All’opposto, Prodi viene chiamato da Fausto Bertinotti a scegliere tra “svolta o rottura” mentre dopo dieci anni sarà accusato dal leader comunista di essere “il più grande poeta morente”. Gli altri, come Massimo D’Alema, inaugurano una nuova sinistra che non si ispira solo alla “terza via” di Bill Clinton e Tony Blair ma che, per la prima volta, se la prende con i giornalisti , “jene dattilografe”. A consacrare il “lider maximo” però, per contrappasso, sarà lo sberleffo di Nanni Moretti con la richiesta disperata a “dire qualcosa di sinistra”. Più proasaicamente Francesco Rutelli, candidato premier nel 2001, dopo essere stato sindaco della rinascita romana, urla ai convegni del proprio partito di aver “mangiato solo pane e cicoria”, dimentico che quel partito, la Margherita, è la stessa che foraggiava le ville e le aragoste di Luigi Lusi che la cicoria non sapeva nemmeno cos’era.

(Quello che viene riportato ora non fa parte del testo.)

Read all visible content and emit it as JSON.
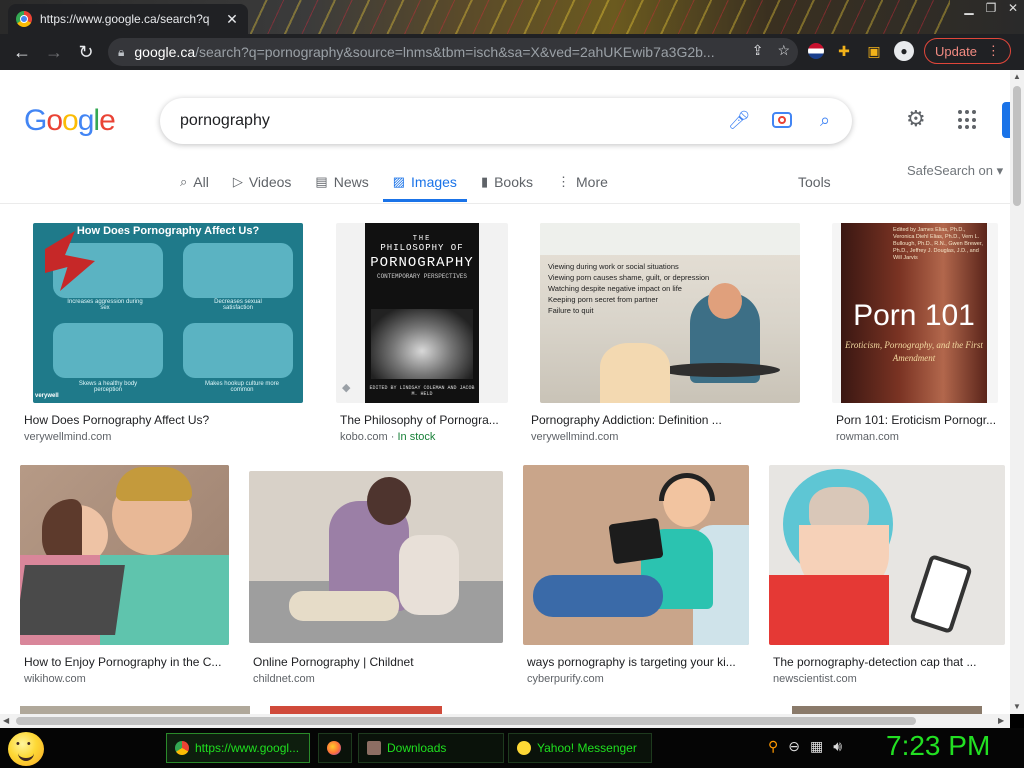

Per sottrarsi alla difficile ricerca di idee fresche da sottoporre agli elettori, il primo segretario del Pd, Walter Veltroni si rifugia nella retorica anglofona: prima con un caritatevole I Care e poi con un obamiano Yes I Can italianizzato in un pallido “Si può fare” nella campagna elettorale in cui "il principale esponente dello schieramento a noi avverso" non sarà mai chiamato per nome. Negli stessi giorni, siamo nel 2008, la destra di Gianfranco Fini pensa di sfuggire all’abbraccio berlusconiano con il nascente Pdl ironizzando sulle “comiche finali”. A far ridere, o piangere, alla fine sarà la “casa di Montecarlo” e l’ex leader della destra verrà ricordato con il dito alzato e la faccia tesa, urlante: “Che fai, mi cacci?”.
La politica, ormai, è schiacciata sul titolo di un Tg, ridotta a una frase da sberleffo. Si divincola tra un affare “a mia insaputa” e un “ribaltone” alla Scilipoti. Qui e là trova spazio “la narrazione” di Nichi Vendola ma, fuori dal Palazzo, inizia ad avanzare una strana creatura che grida “Vaffanculo” e ha il volto di un comico molto popolare. Nessuno fa mostra di capire il fenomeno Beppe Grillo. Meglio il salto della quaglia da un partito all’altro o pensare che l’Italia si possa salvare parlando di “tacchini sul tetto” e di “giaguari da smacchiare”, come fa Pierluigi Bersani. Verrà travolto anche per questo mentre si salverà, per ora, chi si è messo in tempo in sintonia con i pensieri veloci di un’Italia stanca, affannata oppure china sui propri smartphone e Ipad . A questa Italia Matteo Renzi si presenta con una frase ripetuta fino alla noia: “Stiamo rottamando quei politici che da vent’anni sono aggrappati alla poltrona”. Spera così di non essere l’ultimo protagonista del “teatrino della politica” ma il capostipite di una fase nuova. Su tutti, anche su di lui, aleggia però la frase del primo presidente della Repubblica eletto a norma di Costituzione, Luigi Einaudi: “La maggior parte delle parole comunemente adoperate (dagli uomini politici) sono sovratutto notabili per la mancanza di contenuto. Che è propriamente la ragione del loro successo”.